To be fair to Ameobi, he also did well at bringing the long passes under control. After one such pass from Guthrie, he was unlucky to see his 25-yard effort hit the bar (shortly before Chelsea made it 2-0). Another direct ball into the box resulted in a chance for Sammy Ameobi, who had come on for Løvenkrands, but Terry was covering on the line. More crosses from the Newcastle wingers could have helped; Sammy Ameobi preferred to run at the heart of the defence while Gabriel Obertan was simply dreadful on the ball.

Chelsea’s approach was interesting – Andre Villas-Boas has generally seemed to prefer to press and play high up but being one goal up in a tough away match, he looked to sit his side deeper and play on the counter. It’s not clear if this was profitable defensively, as Newcastle were happy to play direct, but the home side were pushing up the pitch and leaving space in behind for Sturridge, whose wastefulness in good positions was becoming a running theme in the match.

It wasn’t surprising that Torres came on for Drogba for the last 10 minutes, the Spaniard’s pace being a clear threat on the counter despite his current dip in form and confidence. Sent clear though on goal by Ramires, he hesitated too long to take his own opportunity but still had the awareness to set up fellow substitute Kalou to seal the win in the 89th minute. With the wind taken out of Newcastle’s sails, Sturridge finally scored a goal of his own in stoppage time.



Overall points



It’s not unusual in the modern game to see playmakers in wide positions and today we saw the advantage they can have over those stationed in the middle. Danny Simpson was afraid to track Juan Mata, who wandered into the hole behind Newcastle’s midfield to have a real influence on the game. Hatem Ben Arfa struggled for space, being caught up in the congestion in the centre of the park. Accordingly, he had less impact, as seen by the first half passes chalkboards for the two players.

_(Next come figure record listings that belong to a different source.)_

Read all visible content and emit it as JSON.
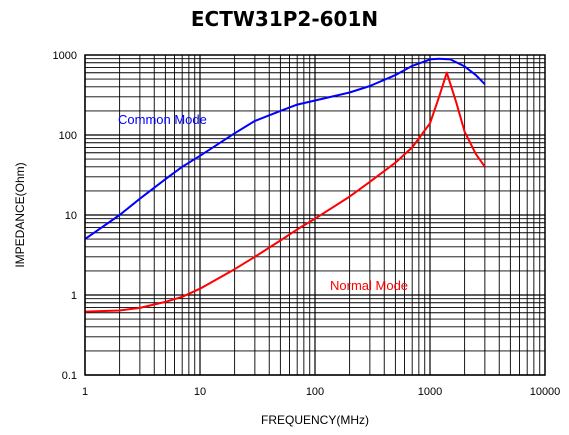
{
  "chart_data": {
    "type": "line",
    "title": "ECTW31P2-601N",
    "xlabel": "FREQUENCY(MHz)",
    "ylabel": "IMPEDANCE(Ohm)",
    "x_scale": "log",
    "y_scale": "log",
    "xlim": [
      1,
      10000
    ],
    "ylim": [
      0.1,
      1000
    ],
    "x_ticks": [
      "1",
      "10",
      "100",
      "1000",
      "10000"
    ],
    "y_ticks": [
      "1000",
      "100",
      "10",
      "1",
      "0.1"
    ],
    "grid": true,
    "legend": "inline-labels",
    "series": [
      {
        "name": "Common Mode",
        "color": "#0000ff",
        "x": [
          1,
          2,
          3,
          5,
          7,
          10,
          20,
          30,
          50,
          70,
          100,
          200,
          300,
          500,
          700,
          1000,
          1200,
          1500,
          2000,
          2500,
          3000
        ],
        "y": [
          5,
          10,
          16,
          28,
          40,
          55,
          105,
          150,
          200,
          240,
          270,
          340,
          410,
          560,
          730,
          880,
          900,
          880,
          720,
          560,
          430
        ]
      },
      {
        "name": "Normal Mode",
        "color": "#ff0000",
        "x": [
          1,
          2,
          3,
          5,
          7,
          10,
          20,
          30,
          50,
          70,
          100,
          200,
          300,
          500,
          700,
          1000,
          1200,
          1400,
          1700,
          2000,
          2500,
          3000
        ],
        "y": [
          0.62,
          0.64,
          0.69,
          0.82,
          0.95,
          1.2,
          2.1,
          3.0,
          4.8,
          6.6,
          9.0,
          17,
          26,
          45,
          70,
          140,
          300,
          600,
          250,
          110,
          58,
          40
        ]
      }
    ]
  }
}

Meanwhile, the individual performance of Danny Sturridge was also prominent. His movement in behind Ryan Taylor was exceptional, while his dribbling in from the right is excellent, but he loses his composure too often in dangerous areas. With better decision-making, he could score and create more goals for Chelsea. These chalkboards shows often he gets into good positions but fails to find the right pass or a firm finish. (A small caveat being that he did get a goal late on, and is Chelsea’s top scorer!)


While Newcastle were reliant on another superb performance on Tim Krul to stay in the game, they can count themselves unfortunate having hit the woodwork on three occasions and having a shot cleared off the line. They’ve shown themselves capable of playing a short passing game and did well with a more direct approach today, although didn’t do enough to cope with Chelsea’s creativity in midfield; something we could put down to the absence of the imperious Tioté. While they’ve only picked up one point from their last three games (losing at Manchester City and drawing at United), they’ve put up good showings against the three pre-season title favourites and are very much stull in the running for European football.